Before I got my concealed weapons permit, I open carried for two years. Every day I left the house, I had a pistol strapped to my hip in plain sight.
I carried in Wal Mart.
I carried in restaurants.
I carried at the hardware store.
I carried at many a gun store.
I carried pretty much everywhere I was legally allowed to carry, and I pretty much avoided the places that banned firearms on their premises. They exercised a legal right to ban firearms in their place of business, I exercised mine to take my business elsewhere.
And in all that time, I got asked three times about my weapon. A cop asked me in the checkout line at Wal Mart about whether I knew my 1911 was cocked and locked, and if I felt safe carrying it that way. I smiled and said yes. He shrugged and went on about his business. Another cop looked at my Glock, asked if I liked it, and then gave me some good advice on aftermarket night sights for it.
A clerk at Wal Mart asked me if I was an off-duty cop, and I said, "No, I'm a paramedic."
"They let paramedics carry guns?" she asked incredulously.
"They even let Wal Mart clerks carry guns," I smiled gently. "It's your right as a law-abiding citizen."
Hopefully she left that encounter knowing more about her 2nd Amendment rights. Maybe she didn't learn a darned thing. But at the very least, she saw a man openly carrying a weapon, and didn't see him as a threat. And when I told her I wasn't a cop, she still didn't see me as a threat.
I'll score that a win.
Apparently, there's a big kerfluffle on the 'net over open carry versus concealed carry. It's not a new debate. It's kinda like shingles – embarassing and unsightly the first time they break out, and subject to break out again painfully and without warning, as long as you draw breath. Sometimes, it's some yahoo carrying a shotgun into a public library to make a point, and sometimes it's a professional shooter and firearms guru – *cough* Rob Pincus *cough* – fanning the flames.
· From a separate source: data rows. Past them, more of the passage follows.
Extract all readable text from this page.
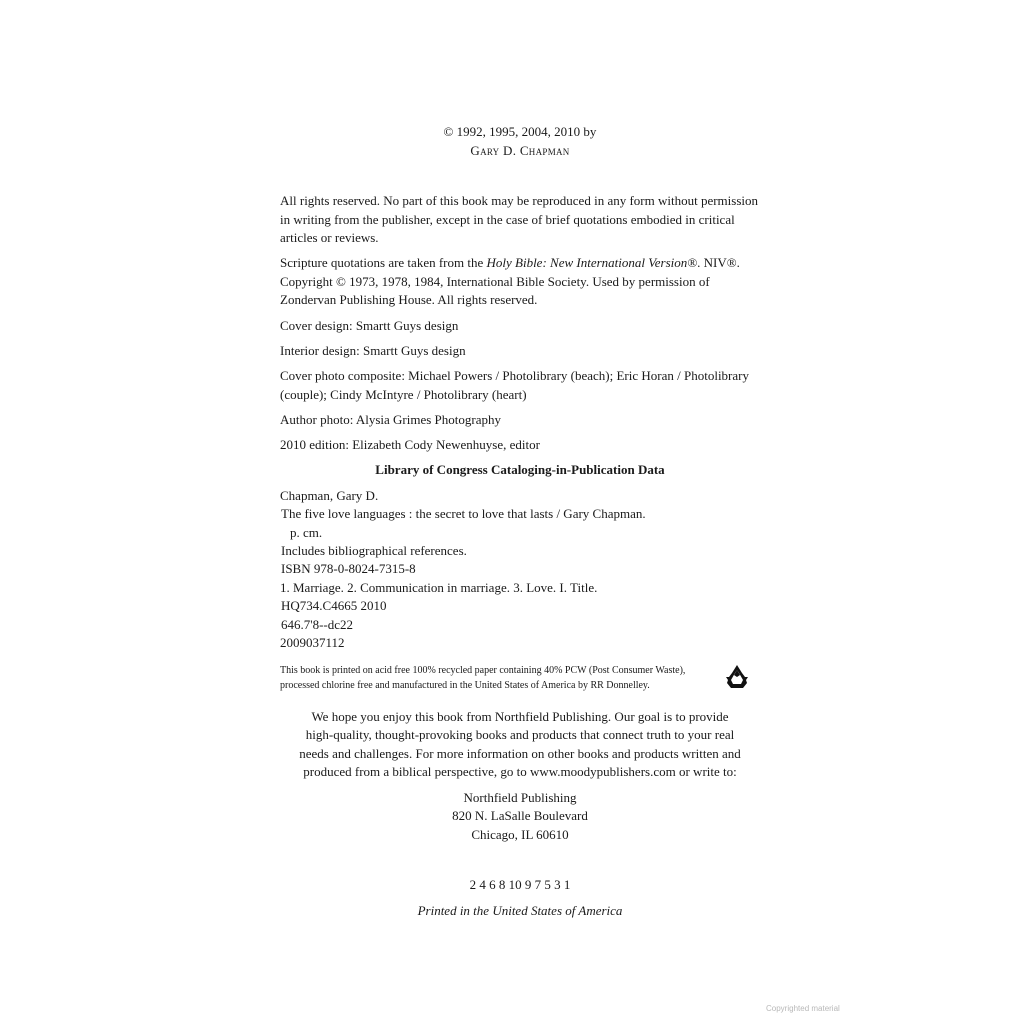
© 1992, 1995, 2004, 2010 by
Gary D. Chapman
All rights reserved. No part of this book may be reproduced in any form without permission in writing from the publisher, except in the case of brief quotations embodied in critical articles or reviews.
Scripture quotations are taken from the Holy Bible: New International Version®. NIV®. Copyright © 1973, 1978, 1984, International Bible Society. Used by permission of Zondervan Publishing House. All rights reserved.
Cover design: Smartt Guys design
Interior design: Smartt Guys design
Cover photo composite: Michael Powers / Photolibrary (beach); Eric Horan / Photolibrary (couple); Cindy McIntyre / Photolibrary (heart)
Author photo: Alysia Grimes Photography
2010 edition: Elizabeth Cody Newenhuyse, editor
Library of Congress Cataloging-in-Publication Data
Chapman, Gary D.
The five love languages : the secret to love that lasts / Gary Chapman.
p. cm.
Includes bibliographical references.
ISBN 978-0-8024-7315-8
1. Marriage. 2. Communication in marriage. 3. Love. I. Title.
HQ734.C4665 2010
646.7'8--dc22
2009037112
This book is printed on acid free 100% recycled paper containing 40% PCW (Post Consumer Waste),
processed chlorine free and manufactured in the United States of America by RR Donnelley.
We hope you enjoy this book from Northfield Publishing. Our goal is to provide
high-quality, thought-provoking books and products that connect truth to your real
needs and challenges. For more information on other books and products written and
produced from a biblical perspective, go to www.moodypublishers.com or write to:
Northfield Publishing
820 N. LaSalle Boulevard
Chicago, IL 60610
2 4 6 8 10 9 7 5 3 1
Printed in the United States of America
Copyrighted material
To illustrate that point, I'll tell the following story:
Three years ago, coming back from the shooting range at Blogorado, I hit a deer. Seeing my disabled vehicle and an opportunity for blogfodder, my gunblogger compatriots stopped to
help me clean and butcher the deer provide vehicular assistance stand around offering pointers, make fun of my skinning technique, and post pictures of my asscrack on the Internet.
By the time the local deputy arrived, there were a dozen heavily armed people standing on the side of the road in the dead of night, laughing uproariously, including one of them (me) who was, I am embarassed to say, simulating a sexual act with part of the carcass.
The deputy, who looked all of fourteen years old, took all this in, shook his head, and started his questioning with the Deer Fornicator. To his credit, he didn't breathalyze any of us, he didn't call for backup, he didn't prone me out on the pavement, he didn't even secure a single weapon from any of us. He just completed his accident report, chuckled at the crazy gunbloggers, and went on about his patrol.
Because we weren't being dicks about it, that's why.